Ⅱ型のみを阻害する治療では、前頭部の薄毛改善が頭頂部に比べて緩やかになる可能性があります。そのため、Ⅰ型とⅡ型の両方に作用する治療薬が、複合型AGAの第一選択肢となることが多いのです。
デュタステリドが複合型薄毛に選ばれる理由
前頭部と頭頂部の同時進行という難しい症状に対して、デュタステリドという治療薬が有効な選択肢として注目されています。
同じAGA治療薬であるフィナステリドと比較して、デュタステリドはより強力なDHT抑制作用を持つことが知られています。その作用特性から、広範囲に進行した複合型の薄毛に対して、高い改善効果が期待できます。
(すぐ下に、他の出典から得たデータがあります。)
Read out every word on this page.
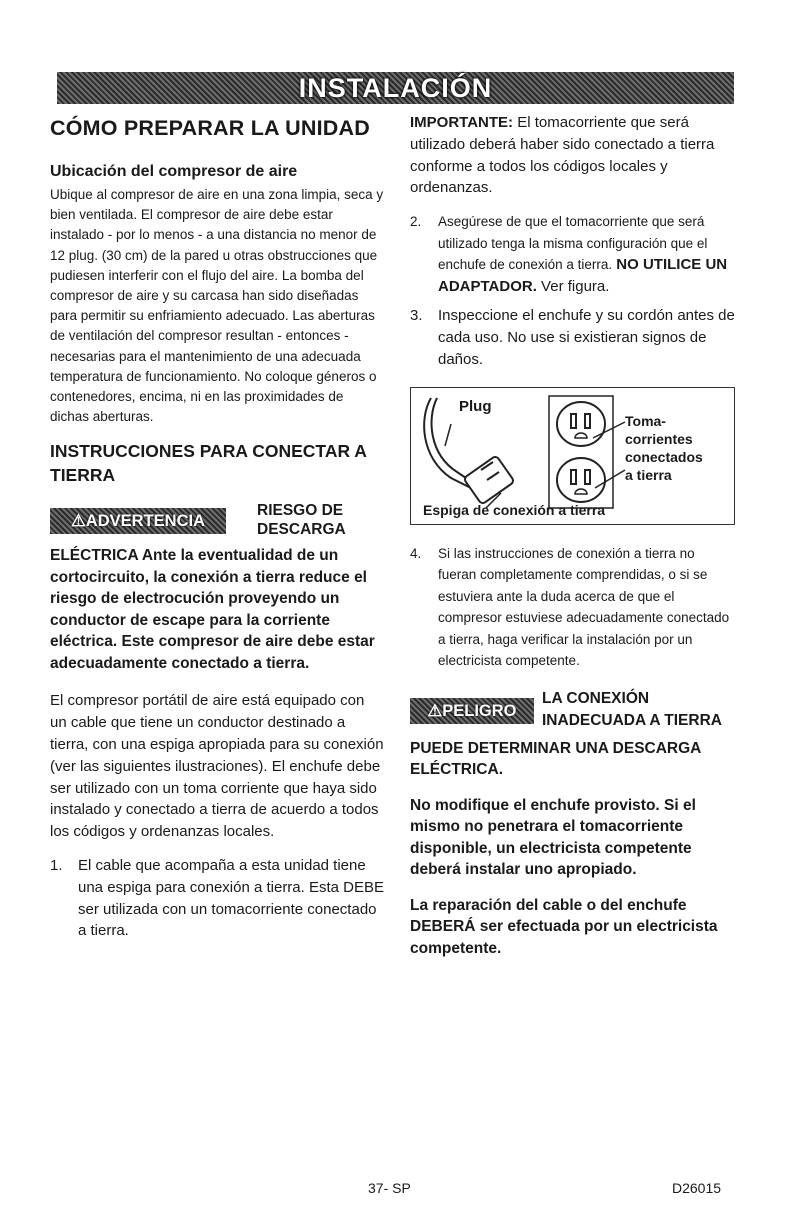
INSTALACIÓN
CÓMO PREPARAR LA UNIDAD
Ubicación del compresor de aire

Ubique al compresor de aire en una zona limpia, seca y bien ventilada. El compresor de aire debe estar instalado - por lo menos - a una distancia no menor de 12 plug. (30 cm) de la pared u otras obstrucciones que pudiesen interferir con el flujo del aire. La bomba del compresor de aire y su carcasa han sido diseñadas para permitir su enfriamiento adecuado. Las aberturas de ventilación del compresor resultan - entonces - necesarias para el mantenimiento de una adecuada temperatura de funcionamiento. No coloque géneros o contenedores, encima, ni en las proximidades de dichas aberturas.

INSTRUCCIONES PARA CONECTAR A TIERRA
⚠ADVERTENCIA
RIESGO DE DESCARGA

ELÉCTRICA Ante la eventualidad de un cortocircuito, la conexión a tierra reduce el riesgo de electrocución proveyendo un conductor de escape para la corriente eléctrica. Este compresor de aire debe estar adecuadamente conectado a tierra.

El compresor portátil de aire está equipado con un cable que tiene un conductor destinado a tierra, con una espiga apropiada para su conexión (ver las siguientes ilustraciones). El enchufe debe ser utilizado con un toma corriente que haya sido instalado y conectado a tierra de acuerdo a todos los códigos y ordenanzas locales.

1. El cable que acompaña a esta unidad tiene una espiga para conexión a tierra. Esta DEBE ser utilizada con un tomacorriente conectado a tierra.

IMPORTANTE: El tomacorriente que será utilizado deberá haber sido conectado a tierra conforme a todos los códigos locales y ordenanzas.

2. Asegúrese de que el tomacorriente que será utilizado tenga la misma configuración que el enchufe de conexión a tierra. NO UTILICE UN ADAPTADOR. Ver figura.
3. Inspeccione el enchufe y su cordón antes de cada uso. No use si existieran signos de daños.
Plug
Toma-
corrientes
conectados
a tierra
Espiga de conexión a tierra
4. Si las instrucciones de conexión a tierra no fueran completamente comprendidas, o si se estuviera ante la duda acerca de que el compresor estuviese adecuadamente conectado a tierra, haga verificar la instalación por un electricista competente.
⚠PELIGRO
LA CONEXIÓN
INADECUADA A TIERRA

PUEDE DETERMINAR UNA DESCARGA ELÉCTRICA.

No modifique el enchufe provisto. Si el mismo no penetrara el tomacorriente disponible, un electricista competente deberá instalar uno apropiado.

La reparación del cable o del enchufe DEBERÁ ser efectuada por un electricista competente.

37- SP	D26015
なぜデュタステリドが選ばれるのか、その理由を詳しく見ていきましょう。
フィナステリドとの作用の違い

デュタステリドとフィナステリドは、どちらも5αリダクターゼ阻害薬に分類されますが、その作用範囲に大きな違いがあります。
フィナステリドが主にⅡ型の5αリダクターゼを阻害するのに対し、デュタステリドはⅠ型とⅡ型の両方を阻害する能力を持っています。この違いが、特に前頭部への効果の差として現れることがあります。
Ⅰ型5αリダクターゼの役割
Ⅰ型5αリダクターゼは、皮脂腺に多く存在し、前頭部や側頭部の毛包にも分布しています。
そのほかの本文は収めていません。